Bob Ordidge, BVSc, CertES (Orth), MRCVS

What does it mean?

JOSEPHINE Evans (Gazette & Herald, January 23) is upset that our MP voted for Theresa May’s Brexit deal. She prefers a hard Brexit, to recover our “sovereignty”.

Let’s assume for now that hard Brexit will be a moment of unbounded joy. (So much joy that, here in North Yorkshire, police leave has been cancelled to cope with it).

But what is this “sovereignty” that Josephine Evans wants back? She can’t, surely, be objecting to the UK being party to a treaty organisation. The Brexiteer proposal is to replace our single EU treaty with a multitude of new ones. Instead of one treaty, with an organisation in which we are one of the three largest voices, we would have dozens, with individual countries over which we have no control.
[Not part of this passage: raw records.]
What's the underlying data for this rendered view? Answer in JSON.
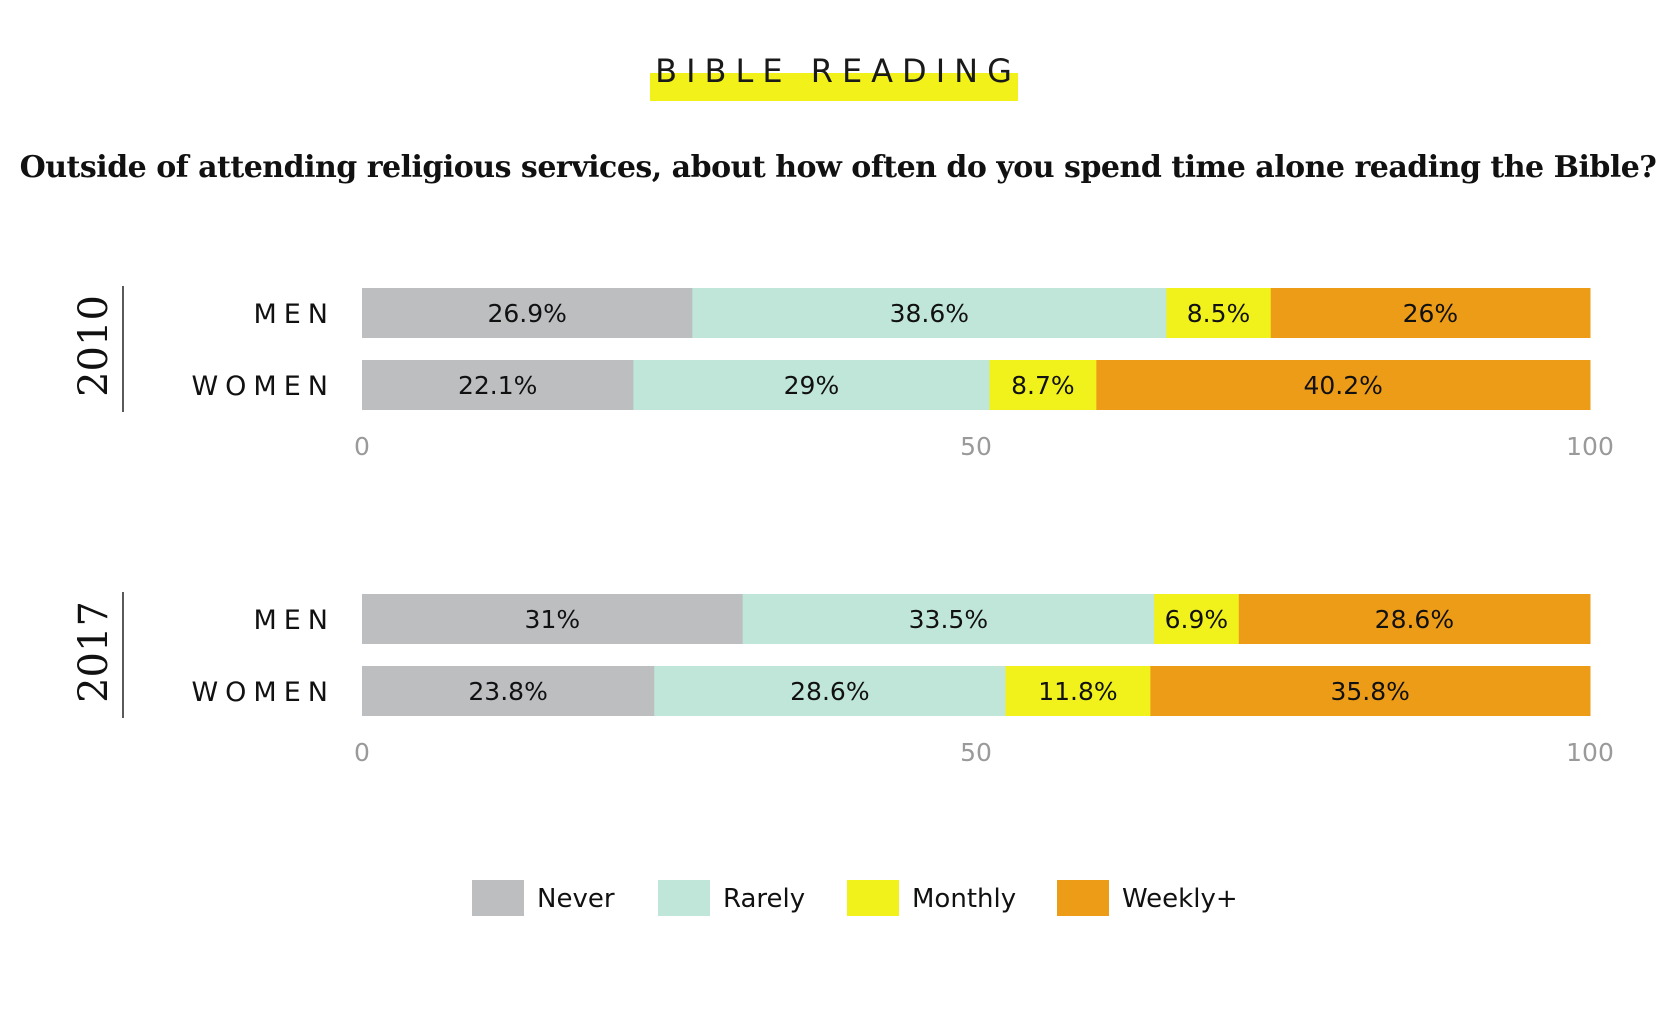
{
  "header": {
    "kicker": "BIBLE READING",
    "question": "Outside of attending religious services, about how often do you spend time alone reading the Bible?"
  },
  "chart_data": {
    "type": "bar",
    "orientation": "horizontal",
    "stacked": true,
    "xlim": [
      0,
      100
    ],
    "xticks": [
      "0",
      "50",
      "100"
    ],
    "categories": [
      "Never",
      "Rarely",
      "Monthly",
      "Weekly+"
    ],
    "colors": [
      "#bdbec0",
      "#c0e6da",
      "#f1f21c",
      "#ed9c18"
    ],
    "groups": [
      {
        "year": "2010",
        "rows": [
          {
            "label": "MEN",
            "values": [
              26.9,
              38.6,
              8.5,
              26
            ],
            "value_labels": [
              "26.9%",
              "38.6%",
              "8.5%",
              "26%"
            ]
          },
          {
            "label": "WOMEN",
            "values": [
              22.1,
              29,
              8.7,
              40.2
            ],
            "value_labels": [
              "22.1%",
              "29%",
              "8.7%",
              "40.2%"
            ]
          }
        ]
      },
      {
        "year": "2017",
        "rows": [
          {
            "label": "MEN",
            "values": [
              31,
              33.5,
              6.9,
              28.6
            ],
            "value_labels": [
              "31%",
              "33.5%",
              "6.9%",
              "28.6%"
            ]
          },
          {
            "label": "WOMEN",
            "values": [
              23.8,
              28.6,
              11.8,
              35.8
            ],
            "value_labels": [
              "23.8%",
              "28.6%",
              "11.8%",
              "35.8%"
            ]
          }
        ]
      }
    ],
    "legend": {
      "position": "bottom",
      "items": [
        "Never",
        "Rarely",
        "Monthly",
        "Weekly+"
      ]
    }
  }
}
She says she objects to “powerful unelected EU officials”, but can that really be true? Having an elected EU government in Brussels is surely, for her, the ultimate federal nightmare.

Perhaps by “sovereignty” she means our ability to project real power in the world. But no Brexiteer has made out a remotely credible case for how our influence overseas can be increased by sitting on our own.

She certainly can’t mean an increase in the UK’s power to rule its own territories. No-deal Brexit presents massive risks of instability in Northern Ireland, renewed risk of a break-away Scotland, increased threat to Gibraltar, and gravely weakened defence and internal security.

So what on earth does she mean? She refers to the Commonwealth as “excluded by the EU”. In fact we currently trade with the leading Commonwealth countries through their treaties with the EU – and will lose those treaties by a no-deal Brexit. I fear her “sovereignty” is a right of sole control over cloud-cuckoo-land.